Trinidad & Tobago
Trinidad & Tobago Migration & Corporate Mobility
Establishing a commercial footprint or deploying technical talent in the Caribbean’s industrial and energy hub requires strict adherence to local labor laws and structured corporate immigration pathways. At Muzy & Meraris LLP, we advise multinational energy firms, manufacturing conglomerates, and global executives on navigating the specialized visa and work permit frameworks of Trinidad & Tobago.
From managing rigorous local understudy mandates to securing regional CARICOM exemptions, we insulate your corporate timelines from regulatory friction.
1. Corporate Mobility & Corporate Work Permits
Trinidad & Tobago enforces an employer-driven immigration model. Visas and permits are strictly tied to a specific sponsoring entity, geographic location, and designated role.
· Standard Corporate Work Permit: Required for any foreign national seeking to engage in local employment or manage a domestic subsidiary for periods exceeding 30 days.
o The Labor Market Test: Sponsoring employers must formally advertise the position locally and provide the Ministry of National Security with exhaustive evidence—including advertisement logs and applicant summaries—proving that no qualified domestic or CARICOM national is available.
o The Understudy Mandate: To secure approval for long-term permits (typically issued for 1 to 3 years), companies must often designate a local employee as an "understudy" to be trained by the foreign expert, creating a clear local knowledge-transfer pipeline.

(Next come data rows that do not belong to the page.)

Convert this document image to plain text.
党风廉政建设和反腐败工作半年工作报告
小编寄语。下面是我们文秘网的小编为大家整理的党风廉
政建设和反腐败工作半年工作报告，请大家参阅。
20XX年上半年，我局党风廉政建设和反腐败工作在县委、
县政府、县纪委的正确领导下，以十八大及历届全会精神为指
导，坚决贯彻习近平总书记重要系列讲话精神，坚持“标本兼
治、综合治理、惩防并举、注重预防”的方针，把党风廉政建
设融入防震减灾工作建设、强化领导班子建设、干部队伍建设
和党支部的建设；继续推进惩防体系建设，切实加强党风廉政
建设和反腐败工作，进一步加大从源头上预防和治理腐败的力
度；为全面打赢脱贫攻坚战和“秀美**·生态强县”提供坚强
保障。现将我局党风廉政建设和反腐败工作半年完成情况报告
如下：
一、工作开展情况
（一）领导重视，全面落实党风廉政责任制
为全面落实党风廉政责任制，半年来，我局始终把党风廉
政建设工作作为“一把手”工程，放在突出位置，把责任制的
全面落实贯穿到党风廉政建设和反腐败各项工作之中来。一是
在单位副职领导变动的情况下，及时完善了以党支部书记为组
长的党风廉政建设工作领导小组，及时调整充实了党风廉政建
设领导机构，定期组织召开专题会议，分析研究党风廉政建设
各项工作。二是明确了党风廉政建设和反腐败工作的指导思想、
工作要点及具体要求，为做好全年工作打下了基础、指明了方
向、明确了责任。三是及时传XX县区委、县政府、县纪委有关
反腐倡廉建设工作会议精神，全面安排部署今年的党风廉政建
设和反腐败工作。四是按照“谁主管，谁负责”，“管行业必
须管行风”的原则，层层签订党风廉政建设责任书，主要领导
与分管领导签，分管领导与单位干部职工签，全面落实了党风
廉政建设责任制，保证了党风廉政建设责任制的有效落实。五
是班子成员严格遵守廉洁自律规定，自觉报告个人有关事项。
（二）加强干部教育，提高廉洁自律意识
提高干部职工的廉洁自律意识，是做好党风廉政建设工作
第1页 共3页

· The Short-Term / Temporary Work Permit: Tailored for specialized technical consultants, engineers, or emergency recovery teams executing localized projects (such as industrial maintenance or software overhauls) for a single period not exceeding 30 days in any consecutive 12-month window. This path bypasses the lengthy advertising phase for rapid deployment.

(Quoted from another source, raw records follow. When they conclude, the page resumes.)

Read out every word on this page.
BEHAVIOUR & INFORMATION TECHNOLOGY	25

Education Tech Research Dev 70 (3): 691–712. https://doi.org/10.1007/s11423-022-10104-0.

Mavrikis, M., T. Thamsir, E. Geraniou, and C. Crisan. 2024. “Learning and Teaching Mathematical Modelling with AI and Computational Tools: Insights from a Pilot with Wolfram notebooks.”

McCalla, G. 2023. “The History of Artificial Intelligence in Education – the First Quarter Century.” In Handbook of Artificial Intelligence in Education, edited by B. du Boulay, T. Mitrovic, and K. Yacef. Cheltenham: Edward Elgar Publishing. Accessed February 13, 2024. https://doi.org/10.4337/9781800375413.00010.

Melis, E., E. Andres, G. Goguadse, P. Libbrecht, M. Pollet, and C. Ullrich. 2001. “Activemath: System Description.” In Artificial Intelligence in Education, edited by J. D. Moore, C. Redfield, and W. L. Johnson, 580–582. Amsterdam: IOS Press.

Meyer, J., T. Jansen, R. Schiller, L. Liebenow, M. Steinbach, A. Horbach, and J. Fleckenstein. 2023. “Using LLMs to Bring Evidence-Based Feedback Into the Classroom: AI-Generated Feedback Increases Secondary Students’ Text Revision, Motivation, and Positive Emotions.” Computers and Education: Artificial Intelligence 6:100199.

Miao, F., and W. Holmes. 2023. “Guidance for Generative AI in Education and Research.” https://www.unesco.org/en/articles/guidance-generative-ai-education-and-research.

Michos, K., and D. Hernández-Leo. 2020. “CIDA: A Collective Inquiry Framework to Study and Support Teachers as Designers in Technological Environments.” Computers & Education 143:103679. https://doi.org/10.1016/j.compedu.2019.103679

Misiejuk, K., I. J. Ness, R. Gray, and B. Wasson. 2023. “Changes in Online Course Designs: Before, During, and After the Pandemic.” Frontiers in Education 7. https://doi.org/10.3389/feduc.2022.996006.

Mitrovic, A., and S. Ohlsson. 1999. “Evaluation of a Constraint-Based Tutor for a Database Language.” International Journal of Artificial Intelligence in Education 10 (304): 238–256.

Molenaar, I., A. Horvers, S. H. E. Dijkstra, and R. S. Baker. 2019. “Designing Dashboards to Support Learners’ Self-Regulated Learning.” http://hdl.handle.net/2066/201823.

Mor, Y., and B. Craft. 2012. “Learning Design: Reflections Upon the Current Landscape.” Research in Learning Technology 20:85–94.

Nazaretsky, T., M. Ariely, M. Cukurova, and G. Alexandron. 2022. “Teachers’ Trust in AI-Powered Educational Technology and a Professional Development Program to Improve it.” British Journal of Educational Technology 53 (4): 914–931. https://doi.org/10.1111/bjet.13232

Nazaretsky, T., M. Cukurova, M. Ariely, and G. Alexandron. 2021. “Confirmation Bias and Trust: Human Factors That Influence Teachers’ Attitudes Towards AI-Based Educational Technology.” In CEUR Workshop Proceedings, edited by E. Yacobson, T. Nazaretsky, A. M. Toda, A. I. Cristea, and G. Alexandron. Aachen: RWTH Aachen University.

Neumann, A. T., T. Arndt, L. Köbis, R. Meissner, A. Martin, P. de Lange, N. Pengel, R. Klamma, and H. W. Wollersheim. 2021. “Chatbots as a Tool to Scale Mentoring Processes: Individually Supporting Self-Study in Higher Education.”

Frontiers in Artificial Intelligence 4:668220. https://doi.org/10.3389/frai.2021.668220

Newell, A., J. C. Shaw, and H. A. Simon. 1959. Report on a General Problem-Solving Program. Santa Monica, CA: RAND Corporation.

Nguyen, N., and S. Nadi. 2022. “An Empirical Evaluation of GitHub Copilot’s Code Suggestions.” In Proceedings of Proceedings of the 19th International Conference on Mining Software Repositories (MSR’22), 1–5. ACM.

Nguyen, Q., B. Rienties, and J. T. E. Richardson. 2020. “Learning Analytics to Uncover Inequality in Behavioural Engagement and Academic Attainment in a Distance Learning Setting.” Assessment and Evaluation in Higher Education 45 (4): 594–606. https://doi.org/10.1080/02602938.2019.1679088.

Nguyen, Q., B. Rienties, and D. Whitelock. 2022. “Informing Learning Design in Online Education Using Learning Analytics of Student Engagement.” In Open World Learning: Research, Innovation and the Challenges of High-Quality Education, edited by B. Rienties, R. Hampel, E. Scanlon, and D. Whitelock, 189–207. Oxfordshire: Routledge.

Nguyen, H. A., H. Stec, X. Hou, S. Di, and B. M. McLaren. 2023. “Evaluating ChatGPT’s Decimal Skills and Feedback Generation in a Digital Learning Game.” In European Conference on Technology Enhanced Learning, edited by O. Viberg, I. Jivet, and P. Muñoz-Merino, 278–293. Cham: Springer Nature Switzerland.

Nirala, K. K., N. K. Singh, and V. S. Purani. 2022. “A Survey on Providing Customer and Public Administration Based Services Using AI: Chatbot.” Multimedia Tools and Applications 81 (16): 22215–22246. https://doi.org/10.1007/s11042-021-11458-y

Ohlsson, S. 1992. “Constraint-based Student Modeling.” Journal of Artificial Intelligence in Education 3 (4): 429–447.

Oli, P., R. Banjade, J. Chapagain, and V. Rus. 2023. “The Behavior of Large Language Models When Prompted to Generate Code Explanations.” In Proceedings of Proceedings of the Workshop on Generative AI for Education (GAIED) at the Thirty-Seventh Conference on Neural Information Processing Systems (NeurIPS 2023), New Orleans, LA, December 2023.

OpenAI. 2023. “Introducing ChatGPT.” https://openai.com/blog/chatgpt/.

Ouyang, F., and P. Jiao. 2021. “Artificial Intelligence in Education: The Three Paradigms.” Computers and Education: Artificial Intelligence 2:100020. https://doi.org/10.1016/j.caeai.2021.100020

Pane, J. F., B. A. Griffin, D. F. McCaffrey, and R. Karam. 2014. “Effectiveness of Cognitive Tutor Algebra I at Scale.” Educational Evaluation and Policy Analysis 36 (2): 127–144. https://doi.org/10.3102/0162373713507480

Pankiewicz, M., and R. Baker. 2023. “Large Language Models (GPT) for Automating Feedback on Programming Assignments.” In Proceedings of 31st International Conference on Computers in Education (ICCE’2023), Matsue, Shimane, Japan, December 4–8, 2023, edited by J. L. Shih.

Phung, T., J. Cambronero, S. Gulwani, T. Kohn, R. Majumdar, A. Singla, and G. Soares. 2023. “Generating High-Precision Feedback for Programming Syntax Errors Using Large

· Investor & Self-Employed Work Permits: For global entrepreneurs looking to establish or purchase an enterprise in the Republic. Applicants must file extensive corporate incorporation documents, register with the Board of Inland Revenue (BIR), and submit a capital allocation plan demonstrating a direct economic benefit to the local market.
2. The CARICOM Skills Framework (Regional Mobility)
Leveraging regional single-market treaties to bypass traditional corporate employment barriers.
· CARICOM Skills Certificate: Highly sought-after fast-track access for qualifying professionals who hold citizenship in a Caribbean Community (CARICOM) member state. Certified individuals (including university graduates, media professionals, sportspersons, and artists) are legally permitted to seek employment and reside in Trinidad & Tobago indefinitely without undergoing the standard corporate work permit process.
3. Temporary Entry, eVisa Architecture, & Borders
Managing short-term business arrivals, contract negotiations, and board representations.
· The National Security eVisa Portal: Non-exempt foreign nationals traveling to Trinidad & Tobago for short-term commercial negotiations or vendor evaluations must secure an eVisa prior to travel via the official Ministry portal, utilising single or multiple-entry tracking.
· Bona Fide Operating Crew Exemptions: Streamlined, visa-exempt entry processing explicitly maintained for the active operational crews of aircraft or maritime commercial vessels, regardless of their nationality.